Wednesday, September 01, 2004

Pointo Cardo, Anyone?

Customer loyalty is very important to any company. I know this. I have been a frequent flyer member since my university days back in the mid 80s; then came the other ones, like Ben & Jerry's ice cream; the AMC Theatres; a Sausalito T-shirt design store; Macy's (they calculate the amount you ever spend in the store card, and one day when you least expect it, they send you a gift.) But no city has ever inundated me with so many loyalty programs as Tokyo has. In the short time that I had lived here since February 2004, I had accumulated many more of these cards than I ever had while living for almost two decades in the United States. It is unbelievable the amount of cards that had taken residence inside my wallet. Anybody remember George Costanza's wallet (from the Seinfeld sitcom)? Mine is about to wrest the thickness record away from George’s wallet.

Sumimasen, koko de, pointo cardo ga arimasu ka? Excuse me; is point card available here? I have begun to recite that question every time I go to a new store (or any store I in which have never shopped before.) Mind you, retailers already make so much money from me, the least I could do is trying to get as much back from them. Sure, I am being their faithful dog, letting them have my address so that they can spam me and tracking my shopping habit. I don’t care; just give me back my bone! Arf arf!

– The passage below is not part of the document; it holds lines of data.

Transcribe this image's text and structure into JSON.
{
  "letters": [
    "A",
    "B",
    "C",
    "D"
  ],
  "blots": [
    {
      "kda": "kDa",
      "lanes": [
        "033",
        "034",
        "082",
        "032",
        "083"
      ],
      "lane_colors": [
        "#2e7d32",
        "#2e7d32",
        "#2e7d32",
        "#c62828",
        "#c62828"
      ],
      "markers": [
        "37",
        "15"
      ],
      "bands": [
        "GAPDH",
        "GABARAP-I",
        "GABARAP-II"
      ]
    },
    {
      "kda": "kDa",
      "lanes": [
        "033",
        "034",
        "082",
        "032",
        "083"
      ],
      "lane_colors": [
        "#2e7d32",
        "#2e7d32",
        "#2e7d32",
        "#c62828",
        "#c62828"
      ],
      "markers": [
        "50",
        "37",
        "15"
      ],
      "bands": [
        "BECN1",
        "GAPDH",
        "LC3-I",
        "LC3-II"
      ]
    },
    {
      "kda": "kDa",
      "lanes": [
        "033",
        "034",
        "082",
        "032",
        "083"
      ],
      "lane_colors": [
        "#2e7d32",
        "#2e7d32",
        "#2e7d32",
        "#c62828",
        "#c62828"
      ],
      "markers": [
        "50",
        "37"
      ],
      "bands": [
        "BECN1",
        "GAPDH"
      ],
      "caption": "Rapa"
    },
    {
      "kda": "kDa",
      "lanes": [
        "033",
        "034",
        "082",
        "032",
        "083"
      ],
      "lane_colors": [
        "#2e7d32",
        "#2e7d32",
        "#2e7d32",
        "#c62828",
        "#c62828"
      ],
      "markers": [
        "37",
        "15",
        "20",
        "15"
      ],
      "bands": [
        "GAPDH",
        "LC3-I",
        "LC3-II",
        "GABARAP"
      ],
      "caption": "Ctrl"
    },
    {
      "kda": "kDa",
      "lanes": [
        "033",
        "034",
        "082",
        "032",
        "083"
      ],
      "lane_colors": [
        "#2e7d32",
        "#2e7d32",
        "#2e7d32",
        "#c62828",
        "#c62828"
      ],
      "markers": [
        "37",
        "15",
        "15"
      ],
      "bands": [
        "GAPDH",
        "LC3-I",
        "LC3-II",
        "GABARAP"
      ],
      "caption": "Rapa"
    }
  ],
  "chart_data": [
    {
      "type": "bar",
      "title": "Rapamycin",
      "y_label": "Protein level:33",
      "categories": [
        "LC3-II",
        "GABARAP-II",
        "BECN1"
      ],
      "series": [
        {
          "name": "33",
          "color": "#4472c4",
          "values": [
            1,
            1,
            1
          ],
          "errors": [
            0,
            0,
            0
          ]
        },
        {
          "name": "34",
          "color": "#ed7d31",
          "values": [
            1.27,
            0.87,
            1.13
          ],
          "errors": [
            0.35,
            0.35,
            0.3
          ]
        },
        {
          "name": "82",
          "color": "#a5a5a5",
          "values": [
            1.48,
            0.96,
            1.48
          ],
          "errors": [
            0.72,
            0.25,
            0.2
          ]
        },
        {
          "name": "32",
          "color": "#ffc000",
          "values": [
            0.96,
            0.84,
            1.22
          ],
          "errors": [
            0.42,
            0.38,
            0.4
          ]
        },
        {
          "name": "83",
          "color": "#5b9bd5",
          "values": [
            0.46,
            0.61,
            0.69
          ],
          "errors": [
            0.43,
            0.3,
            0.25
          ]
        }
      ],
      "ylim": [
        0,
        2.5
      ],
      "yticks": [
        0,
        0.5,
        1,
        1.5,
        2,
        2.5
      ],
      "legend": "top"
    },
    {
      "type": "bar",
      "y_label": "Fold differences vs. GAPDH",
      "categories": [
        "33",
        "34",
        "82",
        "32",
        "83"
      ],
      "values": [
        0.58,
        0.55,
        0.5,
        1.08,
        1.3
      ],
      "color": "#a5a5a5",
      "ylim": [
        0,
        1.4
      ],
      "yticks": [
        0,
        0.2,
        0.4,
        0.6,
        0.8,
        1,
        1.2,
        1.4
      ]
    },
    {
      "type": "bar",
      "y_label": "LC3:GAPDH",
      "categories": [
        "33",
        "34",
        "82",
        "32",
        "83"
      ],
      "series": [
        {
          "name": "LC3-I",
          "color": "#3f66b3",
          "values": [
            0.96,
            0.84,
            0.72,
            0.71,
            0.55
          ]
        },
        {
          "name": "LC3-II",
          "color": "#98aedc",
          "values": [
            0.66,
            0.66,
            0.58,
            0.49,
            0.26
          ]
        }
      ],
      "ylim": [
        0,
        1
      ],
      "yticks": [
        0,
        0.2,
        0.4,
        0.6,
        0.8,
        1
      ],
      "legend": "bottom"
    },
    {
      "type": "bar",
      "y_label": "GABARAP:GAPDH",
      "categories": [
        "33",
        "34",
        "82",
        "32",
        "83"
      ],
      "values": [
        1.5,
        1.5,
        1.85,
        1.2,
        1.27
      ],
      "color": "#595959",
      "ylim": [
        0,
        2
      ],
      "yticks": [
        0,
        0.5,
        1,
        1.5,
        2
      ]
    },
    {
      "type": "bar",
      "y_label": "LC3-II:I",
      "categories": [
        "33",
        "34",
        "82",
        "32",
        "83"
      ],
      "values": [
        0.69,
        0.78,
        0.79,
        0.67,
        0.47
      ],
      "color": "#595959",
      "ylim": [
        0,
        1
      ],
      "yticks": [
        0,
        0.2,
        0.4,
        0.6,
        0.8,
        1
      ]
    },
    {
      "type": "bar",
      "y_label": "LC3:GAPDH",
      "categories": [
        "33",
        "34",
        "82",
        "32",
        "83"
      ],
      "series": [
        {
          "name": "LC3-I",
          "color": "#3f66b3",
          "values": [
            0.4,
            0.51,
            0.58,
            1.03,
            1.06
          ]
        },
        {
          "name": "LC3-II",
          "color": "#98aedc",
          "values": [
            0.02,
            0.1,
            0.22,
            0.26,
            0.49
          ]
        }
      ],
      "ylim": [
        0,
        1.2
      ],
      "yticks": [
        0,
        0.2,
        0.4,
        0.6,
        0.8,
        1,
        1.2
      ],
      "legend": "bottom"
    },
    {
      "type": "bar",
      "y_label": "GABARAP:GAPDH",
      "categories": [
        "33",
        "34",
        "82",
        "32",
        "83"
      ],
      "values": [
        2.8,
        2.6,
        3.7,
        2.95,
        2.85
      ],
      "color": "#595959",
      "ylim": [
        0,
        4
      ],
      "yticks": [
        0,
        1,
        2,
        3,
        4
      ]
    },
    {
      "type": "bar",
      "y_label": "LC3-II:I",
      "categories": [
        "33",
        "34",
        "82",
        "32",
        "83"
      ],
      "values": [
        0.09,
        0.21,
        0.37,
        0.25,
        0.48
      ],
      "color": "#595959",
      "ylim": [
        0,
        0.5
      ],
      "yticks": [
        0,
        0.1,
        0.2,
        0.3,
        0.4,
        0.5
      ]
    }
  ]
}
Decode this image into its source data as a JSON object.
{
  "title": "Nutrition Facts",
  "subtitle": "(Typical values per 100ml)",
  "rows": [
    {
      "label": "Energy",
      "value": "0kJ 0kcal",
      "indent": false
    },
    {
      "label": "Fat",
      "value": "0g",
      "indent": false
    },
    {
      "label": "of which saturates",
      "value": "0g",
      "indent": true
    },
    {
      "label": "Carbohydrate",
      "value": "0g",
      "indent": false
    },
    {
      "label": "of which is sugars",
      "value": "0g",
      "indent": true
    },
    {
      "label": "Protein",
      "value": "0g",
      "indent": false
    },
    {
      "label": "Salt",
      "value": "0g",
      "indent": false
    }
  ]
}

Let me see what point cards this dog has dragged so far:
2 major department stores (not their credit card, but point card; there is a distinction here)
1 electronic store
1 pharmacy & sundry store
1 grocery store
1 coffee shop at the Century Hyatt Hotel
1 toy store (this will cease to exist once my nieces and nephews grow older)
1 noodle joint
1 ice cream parlor
2 soup places
1 crêpes stand (I am telling you, this is a street vendor giving out point card; what if it no longer vends the item at the same location?)
1 drycleaner
1 HMV (music) store, except that the iTunes music store causes slow growth in the point accrual in this card
1 art store
1 Roppongi Hills community card
1 Virgin Cinemas card

Some cards have an expiration date, and others impose a small fee to own them:
The toy store card – you will have to shop three times there before finally getting a point card.
The art store card – it costs ¥500, and subsequently, any transaction will have to be in cash, but you do get a whopping 24% discount (this one is actually the most direct in giving the discount, and a big discount at that).
The dry cleaning card - ¥500, and if you will receive a 10% discount, plus if you pick up the item(s) on the appointed day, then an additional discount of 5%.
The Virgin Cinemas card-¥500

Sometimes, these cards actually work against the vendors. One time, my partner and I were strolling in the adjacent neighborhood when suddenly he suggested grabbing something quick at the soup café. I welcomed the idea until I realized that I had forgotten to bring that particular card. When I was adamant not to lose a single point, he responded that the card had betrayed the café; it lost two sales that night because I had forgotten to bring the card. He said, get another card, then the next time, bring both and consolidate them into one. Ha! Did he not think that I had tried that before at a different store? Most of the stores would not bend the rules: in some, they actually stated it in the Terms and Agreement (not even in fine prints) that they would not consolidate two cards into one. Curses! Somebody must have told ‘em about me.